Fifth, Plaintiff argues that the Magistrate Judge erred in determining that Plaintiff could not establish a causal connection between Plaintiff's “warning” and the issuance of the misconduct ticket (Pl. Obj., ECF No. 42 at PageID.273-275). The Magistrate Judge determined from Defendant's statements in his affidavit demonstrate that Defendant “would have issued the insolence misconduct ticket under those circumstances regardless of any other protected conduct by Wells” (R&R, ECF No. 41 at PageID.257-258). While Plaintiff disagrees with the Magistrate Judge's assessment of the evidence in the record, his disagreement fails to demonstrate any error by the Magistrate Judge. Plaintiff's fifth objection is therefore properly denied.
Last, Plaintiff objects to the Magistrate Judge's conclusion that Defendant is entitled to qualified immunity, arguing that he has introduced sufficient evidence that Defendant violated his clearly established constitutional rights (Pl. Obj., ECF No. 42 at PageID.276-278, referencing R&R, ECF No. 41 at PageID.258-259). Again, Plaintiff's mere disagreement fails to demonstrate any factual or legal error in the Magistrate Judge's analysis or conclusion. Moreover, as the Magistrate Judge explained, his conclusion that there is no genuine issue of material fact regarding whether Defendant violated a clearly established constitutional right concomitantly supports the alternative conclusion that Defendant is entitled to qualified immunity. Plaintiff's sixth objection is therefore also properly denied.

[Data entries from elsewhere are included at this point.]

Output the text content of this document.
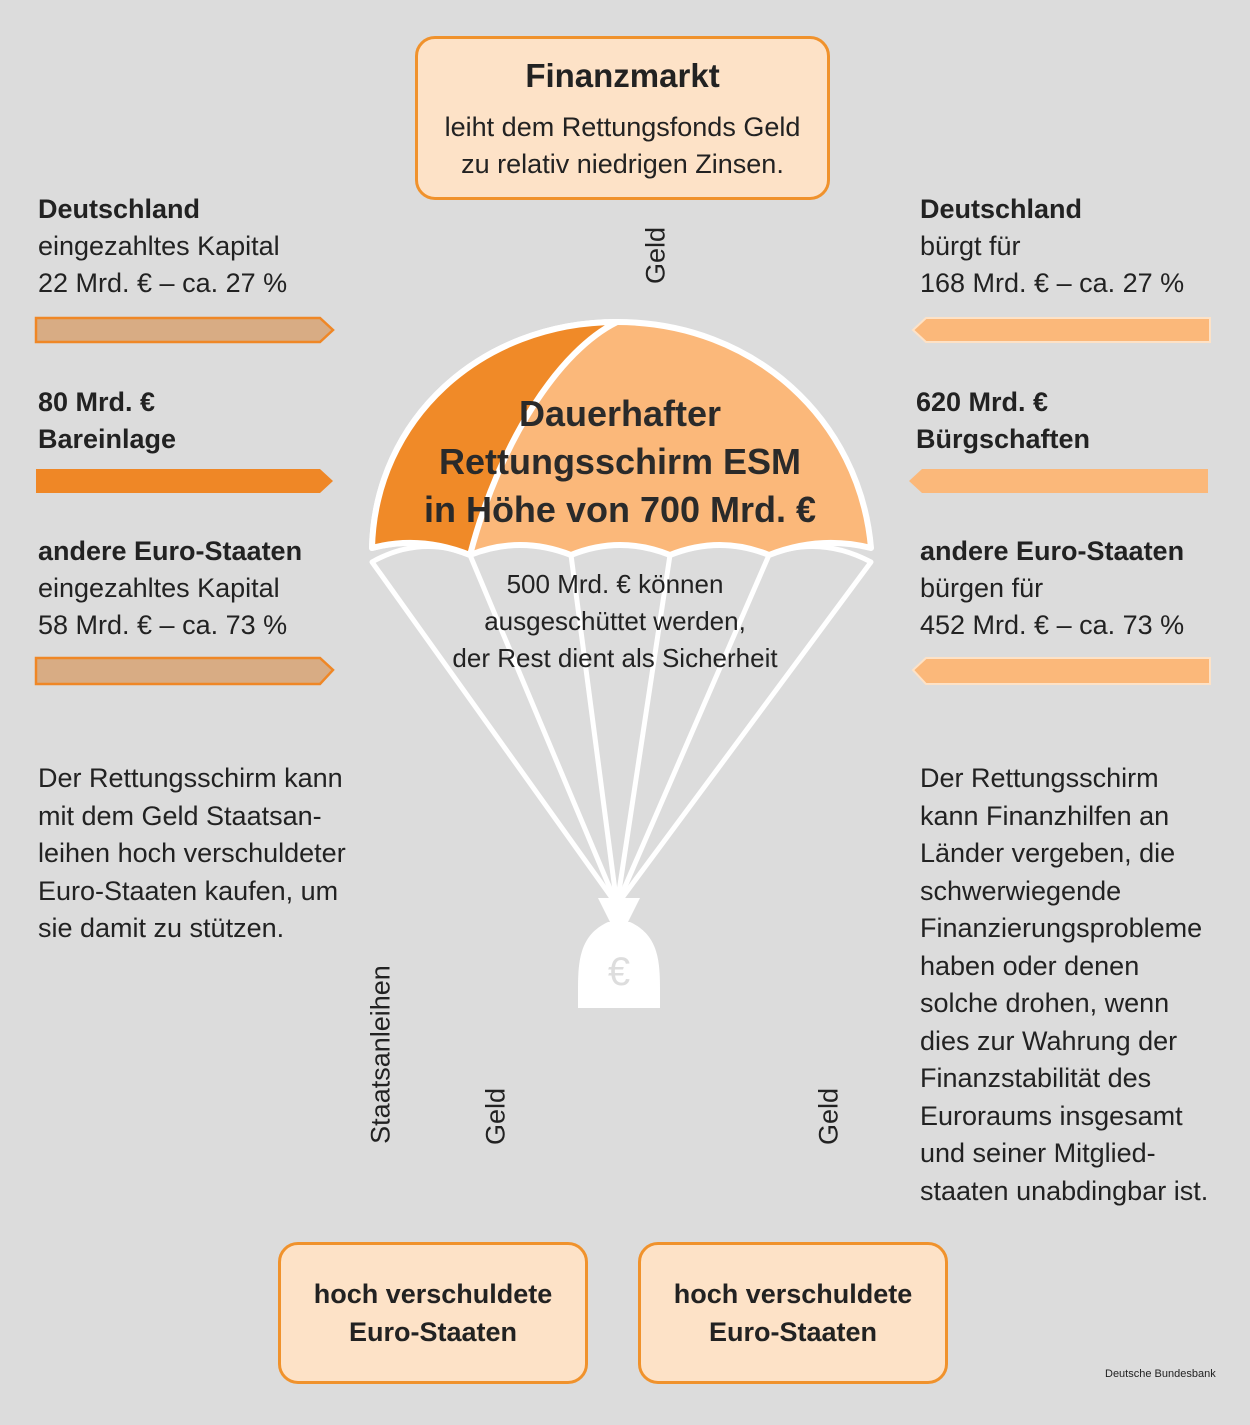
€
Finanzmarkt
leiht dem Rettungsfonds Geld
zu relativ niedrigen Zinsen.
Deutschland
eingezahltes Kapital
22 Mrd. € – ca. 27 %
80 Mrd. €
Bareinlage
andere Euro-Staaten
eingezahltes Kapital
58 Mrd. € – ca. 73 %
Deutschland
bürgt für
168 Mrd. € – ca. 27 %
620 Mrd. €
Bürgschaften
andere Euro-Staaten
bürgen für
452 Mrd. € – ca. 73 %
Dauerhafter
Rettungsschirm ESM
in Höhe von 700 Mrd. €
500 Mrd. € können
ausgeschüttet werden,
der Rest dient als Sicherheit
Der Rettungsschirm kann
mit dem Geld Staatsan-
leihen hoch verschuldeter
Euro-Staaten kaufen, um
sie damit zu stützen.
Der Rettungsschirm
kann Finanzhilfen an
Länder vergeben, die
schwerwiegende
Finanzierungsprobleme
haben oder denen
solche drohen, wenn
dies zur Wahrung der
Finanzstabilität des
Euroraums insgesamt
und seiner Mitglied-
staaten unabdingbar ist.
Geld
Staatsanleihen	Geld	Geld
hoch verschuldete
Euro-Staaten
hoch verschuldete
Euro-Staaten
Deutsche Bundesbank
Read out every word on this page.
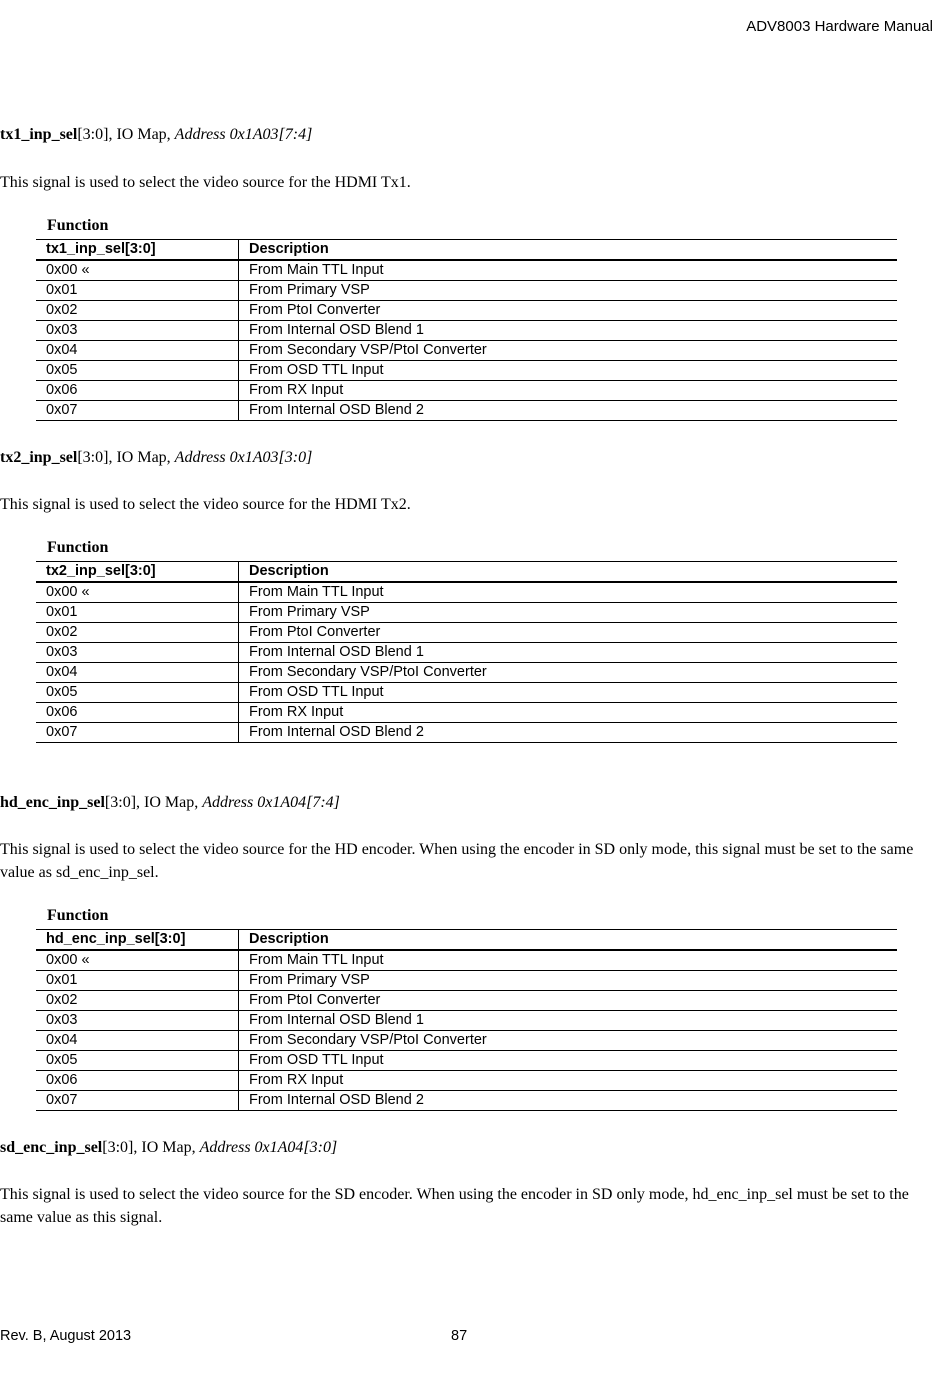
ADV8003 Hardware Manual

tx1_inp_sel[3:0], IO Map, Address 0x1A03[7:4]

This signal is used to select the video source for the HDMI Tx1.

Function
tx1_inp_sel[3:0]	Description
0x00 «	From Main TTL Input
0x01	From Primary VSP
0x02	From PtoI Converter
0x03	From Internal OSD Blend 1
0x04	From Secondary VSP/PtoI Converter
0x05	From OSD TTL Input
0x06	From RX Input
0x07	From Internal OSD Blend 2

tx2_inp_sel[3:0], IO Map, Address 0x1A03[3:0]

This signal is used to select the video source for the HDMI Tx2.

Function
tx2_inp_sel[3:0]	Description
0x00 «	From Main TTL Input
0x01	From Primary VSP
0x02	From PtoI Converter
0x03	From Internal OSD Blend 1
0x04	From Secondary VSP/PtoI Converter
0x05	From OSD TTL Input
0x06	From RX Input
0x07	From Internal OSD Blend 2

hd_enc_inp_sel[3:0], IO Map, Address 0x1A04[7:4]

This signal is used to select the video source for the HD encoder. When using the encoder in SD only mode, this signal must be set to the same value as sd_enc_inp_sel.

Function
hd_enc_inp_sel[3:0]	Description
0x00 «	From Main TTL Input
0x01	From Primary VSP
0x02	From PtoI Converter
0x03	From Internal OSD Blend 1
0x04	From Secondary VSP/PtoI Converter
0x05	From OSD TTL Input
0x06	From RX Input
0x07	From Internal OSD Blend 2

sd_enc_inp_sel[3:0], IO Map, Address 0x1A04[3:0]

This signal is used to select the video source for the SD encoder. When using the encoder in SD only mode, hd_enc_inp_sel must be set to the same value as this signal.

Rev. B, August 2013	87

Accordingly, this Court adopts the Magistrate Judge's Report and Recommendation as the Opinion of this Court. Additionally, a Judgment will be entered consistent with this Opinion and Order. See FED. R. CIV. P. 58. Pursuant to 28 U.S.C. § 1915(a)(3), the Court declines to certify that an appeal of this decision would not be taken in good faith. See McGore v. Wrigglesworth, 114 F.3d 601, 610 (6th Cir. 1997), overruled on other grounds by Jones v. Bock, 549 U.S. 199, 206, 211-12 (2007). Therefore:
IT IS HEREBY ORDERED that the Objections (ECF No. 42) are DENIED and the Report and Recommendation of the Magistrate Judge (ECF No. 41) is APPROVED and ADOPTED as the Opinion of the Court.
IT IS FURTHER ORDERED that Defendant's Motion for Summary Judgment (ECF No. 36) is GRANTED.
IT IS FURTHER ORDERED that the Court declines to certify pursuant to 28 U.S.C. § 1915(a)(3) that an appeal of this decision would not be taken in good faith.